Nilufar Movahedi signed off the airwaves April 7, 2013. During the last show she produced for the Saba and Sayeh programs she related her story about KKFI and her connection to the station. KKFI staff, programmers and volunteers are immensely thankful for Nilufar’s long service producing these shows and wishes her the best in her future endeavors. (transcription from audio: Jen Zaman)
This is my last show and I should give a few announcements, and, of course, say a few thank-yous as it’s been more than ten years. It’s been a great time; thanks to all those who have listened, everyone who has supported and contributed, and maybe I should tell you a little bit about at least my story.

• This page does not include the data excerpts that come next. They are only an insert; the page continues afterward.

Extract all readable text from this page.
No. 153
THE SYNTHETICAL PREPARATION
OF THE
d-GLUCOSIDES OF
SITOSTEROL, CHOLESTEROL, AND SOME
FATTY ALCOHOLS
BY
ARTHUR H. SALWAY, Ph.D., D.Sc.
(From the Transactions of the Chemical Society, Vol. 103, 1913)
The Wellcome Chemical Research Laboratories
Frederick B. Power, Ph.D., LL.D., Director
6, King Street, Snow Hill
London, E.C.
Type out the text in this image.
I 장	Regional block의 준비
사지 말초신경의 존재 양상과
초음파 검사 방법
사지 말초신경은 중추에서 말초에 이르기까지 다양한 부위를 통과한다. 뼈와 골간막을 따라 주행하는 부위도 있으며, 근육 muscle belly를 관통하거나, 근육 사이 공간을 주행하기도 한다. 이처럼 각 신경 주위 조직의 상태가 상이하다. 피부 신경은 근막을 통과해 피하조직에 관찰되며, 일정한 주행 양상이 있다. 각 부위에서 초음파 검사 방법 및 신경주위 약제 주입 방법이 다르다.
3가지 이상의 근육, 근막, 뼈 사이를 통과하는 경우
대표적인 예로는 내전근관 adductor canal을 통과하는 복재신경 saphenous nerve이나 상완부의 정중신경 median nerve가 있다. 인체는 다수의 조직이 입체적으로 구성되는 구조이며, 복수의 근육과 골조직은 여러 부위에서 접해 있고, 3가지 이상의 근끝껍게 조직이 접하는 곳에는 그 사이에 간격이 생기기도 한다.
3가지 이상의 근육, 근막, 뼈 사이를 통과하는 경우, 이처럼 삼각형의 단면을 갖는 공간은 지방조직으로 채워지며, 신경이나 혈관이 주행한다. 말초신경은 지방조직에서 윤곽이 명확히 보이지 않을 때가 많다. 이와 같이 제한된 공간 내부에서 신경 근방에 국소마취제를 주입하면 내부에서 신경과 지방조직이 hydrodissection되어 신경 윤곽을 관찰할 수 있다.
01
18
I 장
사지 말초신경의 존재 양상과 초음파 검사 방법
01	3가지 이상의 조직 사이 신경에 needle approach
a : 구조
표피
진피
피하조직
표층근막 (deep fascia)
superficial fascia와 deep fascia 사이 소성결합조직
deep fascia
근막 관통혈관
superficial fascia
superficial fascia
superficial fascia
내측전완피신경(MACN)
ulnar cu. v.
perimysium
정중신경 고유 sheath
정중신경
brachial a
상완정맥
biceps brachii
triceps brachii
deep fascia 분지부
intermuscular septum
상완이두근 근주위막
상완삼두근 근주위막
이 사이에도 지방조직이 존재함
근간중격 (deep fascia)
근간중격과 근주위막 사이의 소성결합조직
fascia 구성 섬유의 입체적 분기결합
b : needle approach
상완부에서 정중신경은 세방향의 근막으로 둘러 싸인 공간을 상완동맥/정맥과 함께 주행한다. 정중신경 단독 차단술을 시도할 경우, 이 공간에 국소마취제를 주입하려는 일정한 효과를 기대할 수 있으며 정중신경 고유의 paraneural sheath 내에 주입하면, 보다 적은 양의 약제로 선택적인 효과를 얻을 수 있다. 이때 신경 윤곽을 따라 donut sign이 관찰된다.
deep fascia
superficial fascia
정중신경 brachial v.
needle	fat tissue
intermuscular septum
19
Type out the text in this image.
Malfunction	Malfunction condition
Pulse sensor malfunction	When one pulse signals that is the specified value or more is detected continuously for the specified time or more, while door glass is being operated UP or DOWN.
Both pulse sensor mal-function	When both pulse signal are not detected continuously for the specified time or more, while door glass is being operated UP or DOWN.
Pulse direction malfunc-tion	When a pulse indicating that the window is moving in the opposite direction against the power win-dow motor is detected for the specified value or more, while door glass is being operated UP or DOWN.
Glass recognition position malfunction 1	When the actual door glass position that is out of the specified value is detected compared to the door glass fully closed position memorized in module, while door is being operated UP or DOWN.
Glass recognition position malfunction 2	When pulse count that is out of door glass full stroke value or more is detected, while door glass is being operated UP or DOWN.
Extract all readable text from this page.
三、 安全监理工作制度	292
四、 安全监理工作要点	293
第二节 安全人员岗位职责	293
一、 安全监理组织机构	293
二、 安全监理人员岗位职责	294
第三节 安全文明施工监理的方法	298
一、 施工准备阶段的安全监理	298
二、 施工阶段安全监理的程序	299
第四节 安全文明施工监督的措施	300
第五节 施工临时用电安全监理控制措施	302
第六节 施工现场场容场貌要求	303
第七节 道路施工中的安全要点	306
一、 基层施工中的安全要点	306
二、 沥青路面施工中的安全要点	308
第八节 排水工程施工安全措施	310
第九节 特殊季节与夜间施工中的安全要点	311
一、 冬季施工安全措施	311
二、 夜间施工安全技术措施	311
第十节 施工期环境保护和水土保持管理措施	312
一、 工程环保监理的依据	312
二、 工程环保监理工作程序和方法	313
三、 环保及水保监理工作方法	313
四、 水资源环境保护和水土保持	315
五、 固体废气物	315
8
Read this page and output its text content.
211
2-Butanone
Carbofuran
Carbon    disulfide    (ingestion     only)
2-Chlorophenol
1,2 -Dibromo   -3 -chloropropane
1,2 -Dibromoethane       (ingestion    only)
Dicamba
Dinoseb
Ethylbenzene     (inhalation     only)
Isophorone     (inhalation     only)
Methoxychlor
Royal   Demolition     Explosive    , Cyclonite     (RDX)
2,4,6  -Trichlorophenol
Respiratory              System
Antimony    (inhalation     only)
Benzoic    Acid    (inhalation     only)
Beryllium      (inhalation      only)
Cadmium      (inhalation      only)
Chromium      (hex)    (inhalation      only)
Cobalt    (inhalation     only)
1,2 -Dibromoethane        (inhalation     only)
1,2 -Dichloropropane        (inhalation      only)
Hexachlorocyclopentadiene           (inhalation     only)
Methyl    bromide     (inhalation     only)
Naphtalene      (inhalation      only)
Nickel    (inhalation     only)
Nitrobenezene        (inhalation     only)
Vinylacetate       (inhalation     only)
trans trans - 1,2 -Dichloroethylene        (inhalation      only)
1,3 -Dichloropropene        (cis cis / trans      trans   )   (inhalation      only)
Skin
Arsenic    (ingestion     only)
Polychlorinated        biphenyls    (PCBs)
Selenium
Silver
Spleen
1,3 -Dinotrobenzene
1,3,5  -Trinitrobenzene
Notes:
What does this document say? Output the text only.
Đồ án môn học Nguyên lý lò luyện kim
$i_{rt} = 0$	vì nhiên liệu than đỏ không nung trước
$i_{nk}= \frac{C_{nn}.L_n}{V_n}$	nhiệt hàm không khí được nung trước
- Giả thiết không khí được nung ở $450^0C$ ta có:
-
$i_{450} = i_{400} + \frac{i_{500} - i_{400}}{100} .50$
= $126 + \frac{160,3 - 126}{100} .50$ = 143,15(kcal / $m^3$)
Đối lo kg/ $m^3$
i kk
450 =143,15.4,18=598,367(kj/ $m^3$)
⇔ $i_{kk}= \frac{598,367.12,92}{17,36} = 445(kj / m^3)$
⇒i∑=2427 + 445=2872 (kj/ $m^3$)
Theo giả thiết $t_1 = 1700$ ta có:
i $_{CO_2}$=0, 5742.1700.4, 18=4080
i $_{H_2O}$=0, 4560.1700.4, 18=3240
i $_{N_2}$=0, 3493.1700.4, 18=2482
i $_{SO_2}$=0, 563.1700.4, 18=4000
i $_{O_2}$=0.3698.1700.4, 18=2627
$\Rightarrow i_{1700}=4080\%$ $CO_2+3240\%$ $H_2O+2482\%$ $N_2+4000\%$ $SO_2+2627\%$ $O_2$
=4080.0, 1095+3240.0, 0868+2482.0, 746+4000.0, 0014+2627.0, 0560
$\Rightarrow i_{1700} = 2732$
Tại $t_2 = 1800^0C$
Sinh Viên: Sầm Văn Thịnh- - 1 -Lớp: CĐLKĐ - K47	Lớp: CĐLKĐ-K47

In thinking about how to say goodbye and how to spend the last hour of the last show on KKFI, it was kind of difficult to come up with a serious goodbye or farewell to the community, or even to radio, and the more I thought about it and searched for words I realized that my personal involvement in this radio station and in having an Iran-centric, one-woman ‘magazine’ show extends beyond me, beyond the whole idea of the individual. This show, Saba, went on the air in January 1993, and at the time it was hosted by Amir Katouzian, as some of you might remember, and many have been involved over the years.
It’s been a group effort in many ways, many contributions, and when it was on the air in 1993, I was a teenager here in Kansas City, having only lived here 4 years, a transplant from Tehran, Iran to the suburbs of Kansas City. I was incredibly homesick, as you might imagine, and I had a radio show to listen to. I was lucky to have an hour of Iran, an hour of home, an hour of familiarity, an association with safety and stability in my life on the radio.
I started to volunteer; I’m not sure how it began–like most good stories, I don’t remember the beginning of it, but I do remember stuffing envelopes, being at the old location at 900 1/2 Westport Road and sort of walking into this great environment and having such a cultural experience.
My idea of what radio was going to be like was rather stuffy and uptight and sort of exclusive, and then I walked into this incredibly inclusive environment, seeing people from all walks of life, all shapes and sizes, all looks, all cultural and economic backgrounds, and I sort of had my introduction to Kansas City. I felt incredibly lucky to be introduced to Kansas City, its people, and its communities through radio and through KKFI. Seeing everyone come together and be a family in providing on-air programming and shows was really, really significant.
This kind of went on and I was coming and going, and I was given an assignment to write an essay about what Nowruz, or the Persian New Year, meant to me. I think at that point, I was graduating from high school and no one had ever asked me to write anything personal, really, and to read it on the air for people to hear was nerve-wracking, it was incredibly emotional, and I was quite anxious. But to make a long story short, at the end of it I learned something really great–there was an insane amount of relief that I felt, and I realized that this radio station and that particular program at the time is a space–it can be an environment–for a voice to be heard, regardless of what look, ethnicity, or what difficulty is attached to that voice, or, in some cases, because of it. It was a sense of empowerment and it went on from there.
I became involved with Saba, and as older programmers, producers and people involved with the show moved on to pursue other endeavors in their lives or careers and moved away from Kansas City, I was sort of the last one standing. I’ve always felt this show is a legacy of those who started it and ultimately of an open environment provided by KKFI, this wonderful radio station, for this community to have an on-air presence since 1993–that is so significant as a listener and as a radio junkie.
So at the time, I had sort of an elementary understanding of what it meant to be a part of this but as time has gone by, essentially KKFI has been my education, it’s been my integration, it’s been my self-acceptance, and my formed cultural identity. I’m incredibly grateful to you, the listeners, the supporters of this wonderful radio station, for the opportunity, the encouragement, and the support over the years.
I thank you, and hope that we together will continue to provide this great opportunity for many generations and many more programmers and communities in Kansas City to come.